There are various types of ads you can run on the platform to meet different needs, like lead generation ads, videos, or carousel ads. However, regardless of the ad you choose to run, each has one thing in common: they cost money.
In this post, learn about CBO, a specific type of budgeting option on Facebook, the benefits it can bring to your campaign marketing, and how to use it on Facebook ads manager.
What is Facebook CBO?
With Facebook’s Campaign Budget Optimization (CBO), you set an overall budget for your marketing campaign that an algorithm distributes to different ad sets based on your advertising goals and what it predicts as the best opportunity to drive results.
The most significant benefit to CBO is that your campaign spending is optimized for top-performing ad sets. You’re not spending equal amounts on poor-performing and high-performing ads but instead spending more money where you’re going to maximize ROI.
In addition, the process is automated — an algorithm learns from your campaign goals and the ads you want to run and distributes money without you needing to do anything. With other processes, like ABO, changes need to be made manually.
Facebook CBO vs. ABO
Ad Set Budget Optimization, or ABO, is when you create a set budget for each ad set, and each receives the same amount of money, regardless of performance. It’s not an automated process, so you need to track performance and make necessary adjustments on your own.
With CBO, you set an overall campaign budget, and an algorithm distributes money to different ad sets based on what it deems will perform best. As a result, different ad sets may receive more money. The image below is a graphic that shows the difference between CBO and ABO on Facebook.

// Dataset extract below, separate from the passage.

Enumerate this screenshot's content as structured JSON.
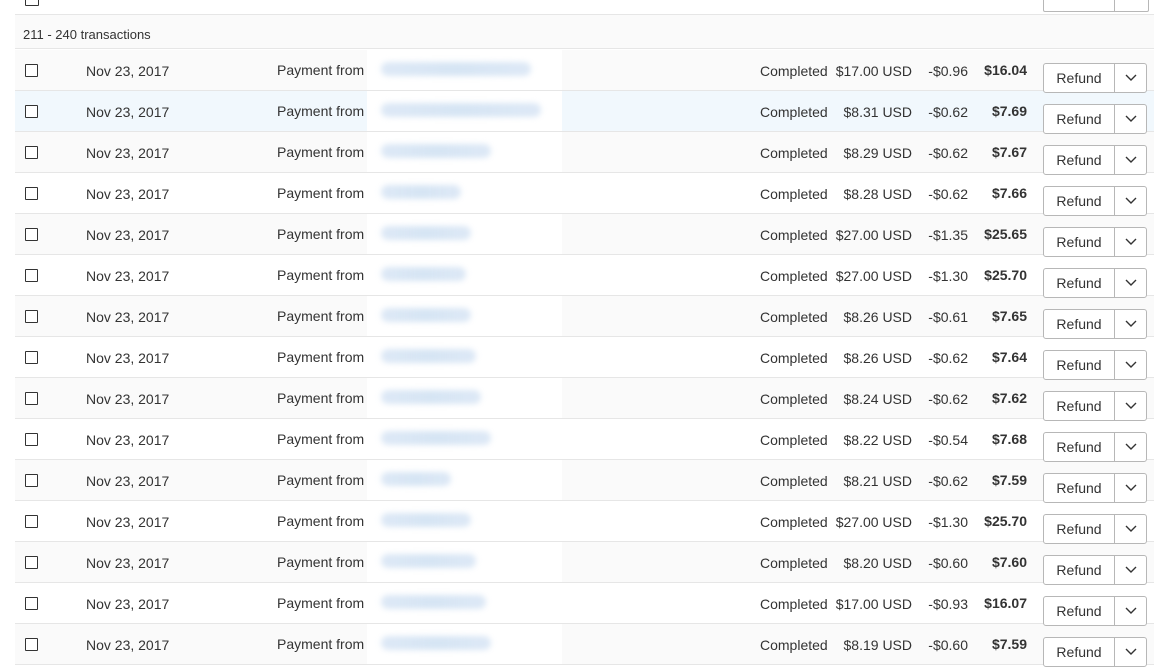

For example, if your overall budget is $100 and you have four ad sets, each ad set will receive $25 with ABO. With CBO, a campaign budget of $100 will be distributed based on opportunities for high-performance, so one ad set may receive $25, another $35, another $20, and another $20.
How To Set Up Facebook CBO
Setting up Facebook CBO is a relatively straightforward process, and we’ll outline the steps below.
4. Select your designed campaign objective from the pop-up menu (as shown in the image below).
5. Scroll down to the bottom of the page and toggle the Campaign Budget Optimization button into the on position, as highlighted in red in the image below.
6. Once toggled into the on position, you’re prompted to specify whether your campaign budget has a daily spend limit or if it’s an overall lifetime budget (as shown in the image below).
7. Select your campaign bid strategy, which is how you want your budget to be spent.
8. Once you’ve entered all of the above information, you’ll be prompted to enter standard information you’d enter when creating a standard Facebook ad (conversion location, campaign schedule, audience information, asset placements, etc.).
Should you choose to use CBO, it’s essential to follow best practices.
Facebook CBO Best Practices
Let’s go over some best practices for using CBO, according to Facebook.
1. Use large audiences.
Larger audience groups make it easier for the algorithm to make accurate, strategic decisions for distributing funds for your campaigns. More audience members equal more metrics, which equals more available data for the algorithm to study and learn from.
2. Don’t use too many ad sets.
Facebook notes that exceeding 70 ad sets limits the number of edits you can make after publishing and also causes the algorithm to take more time to learn from your data and optimize your ad spend for higher performance.
3. Don’t pause and unpause your ad sets.
CBO is an automated system, so your campaign budgets are distributed based on active ads. If you pause certain sets, their data does not get factored into the algorithmic decision process, and it will allocate your budgets elsewhere. If you leave ads paused for too long, it’s possible that spending will be used up, and your paused ads won’t run.
4. Be strategic about ad set spending limits.
CBO is most powerful when the algorithm has free reign to learn from data and metrics. If you set too many limits on ad spending, like daily budgets, the algorithm has less flexibility, and your budgets will be less optimized.
If you prefer to set stricter limits and optimize per ad set, Facebook recommends using ABO.
5. Input all changes in bulk.
Facebook says that it takes significant time for campaign changes to go live when using CBO, so it’s essential to make all adjustments in bulk to minimize downtime.
CBO Helps You Optimize And Save Time
Using Campaign Budget Optimization on Facebook helps save you time through automation and ensures that your spending on the platform is optimized for best results. If you decide it’s right for you, consider the best practices and begin creating your campaign in Ads Manager.